Gugus Tugas Percepatan Penanganan Covid-19 merilis jumlah kasus positif di Indonesia mencapai 3.293 orang, dengan jumlah pasien sembuh mencapai 252 orang dan yang meniggal 280 jiwa. Kemarin juga menjadi rekor penambahan kasus positif terbesar selama ini, 337 kasus baru dalam 24 jam.

Memastikan keberhasilan penerapan PSBB di Jakarta merupakan kunci. Baik dalam hal episentrum penyebaran maupun kompleksitas persoalan ekonomi dan sosialnya.  Jika PSBB sukses di Jakarta, mudah kiranya bagi pemerintah untuk menerapkannya di daerah lain.

Untuk itulah, PSBB di Jakarta memerlukan ketegasan dan skenario yang efektif sehingga mampu mengurangi pergerakan warga dengan sangat siginifikan. Penegakan hukum yang ketat, yang tegas, sesungguhnya amat diperlukan untuk menciptakan kedisiplinan dan kepatuhan bagi masyarakat.

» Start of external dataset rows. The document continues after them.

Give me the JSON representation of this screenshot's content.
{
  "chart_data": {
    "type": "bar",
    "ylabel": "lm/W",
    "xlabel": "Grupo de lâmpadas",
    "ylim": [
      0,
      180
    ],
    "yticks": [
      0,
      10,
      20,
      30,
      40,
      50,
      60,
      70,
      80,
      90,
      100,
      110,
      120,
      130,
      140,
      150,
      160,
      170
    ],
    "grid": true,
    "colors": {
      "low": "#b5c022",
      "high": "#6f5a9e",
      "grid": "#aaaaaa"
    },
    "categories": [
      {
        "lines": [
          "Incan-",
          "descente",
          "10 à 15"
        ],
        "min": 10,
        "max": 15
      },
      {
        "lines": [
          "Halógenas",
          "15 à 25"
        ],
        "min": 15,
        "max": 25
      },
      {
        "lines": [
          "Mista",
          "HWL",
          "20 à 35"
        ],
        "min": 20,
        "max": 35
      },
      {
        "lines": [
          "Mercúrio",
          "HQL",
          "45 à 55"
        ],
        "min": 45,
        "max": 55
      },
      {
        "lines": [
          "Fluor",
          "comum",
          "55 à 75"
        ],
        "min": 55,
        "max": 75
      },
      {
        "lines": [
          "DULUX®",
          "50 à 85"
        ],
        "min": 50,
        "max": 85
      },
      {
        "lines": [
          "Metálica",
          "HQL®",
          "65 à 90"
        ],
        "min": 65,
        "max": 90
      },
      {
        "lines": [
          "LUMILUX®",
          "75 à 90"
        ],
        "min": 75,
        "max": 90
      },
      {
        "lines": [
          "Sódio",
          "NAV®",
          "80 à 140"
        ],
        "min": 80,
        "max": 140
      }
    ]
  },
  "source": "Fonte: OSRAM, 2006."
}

Termasuk juga bagi korporasi swasta untuk menerapkan pembatasan kegiatan yang bisa meningkatkan risiko. Jika perkantoran tidak bisa diajak bekerja sama dalam penegakan aturan, upaya menanggulangi penyebaran korona pun hanya akan berkubang pada kondisi yang sama.

Begitu pun moda transportasi, sudah sepantasnya ikut berkontribusi dalam pembatasan penumpang. Jika transportasi umum diwajibkan melakukan pembatasan penumpang, wajar kiranya jika layanan ojek daring dihentikan. Di dalam bus dan mobil, masih memungkinkan melakukan pembatasan jarak, sedangkan di roda dua jelas tidak mungkin.

Go-Jek dan Grab sebagai perusahaan penyedia layanan mestinya punya kepekaan atas kondisi ini. Setop layanan transportasi penumpang berbasis kendaraan roda dua untuk wilayah Jakarta. Aplikator ojek daring tidak bisa lepas tangan atas keselamatan dan kesehatan para pengemudi ojek daring dan masyarakat secara luas.

Pemprov DKI Jakarta jelas butuh dukungan seluruh elemen bangsa untuk kesuksesan PSBB, terutama dari pemerintah pusat. Itu terutama dalam upaya penegakan hukum dan regulasi yang memadai, termasuk merealisasikan izin pelaksanaan PSBB kawasan penyangga Jakarta sehingga mampu menekan penyebaran virus ke sejumlah daerah lainnya.

Pemerintah juga perlu segera merealisasikan program bantuan sosial di sejumlah daerah terdampak covid-19, dengan sistem pendistribusian yang transparan dan bisa dipertanggungjawabkan.

Jika stimulus penyangga ekonomi bagi masyarakat yang terhenti mata pencahariannya karena PSBB tidak tepat sasaran, justru akan muncul persoalan baru. Para warga terdampak jelas sulit memenuhi kebutuhan ekonomi mereka tanpa bantuan negara. Di sinilah peran negara diuji untuk mengayomi rakyat di tengah bencana.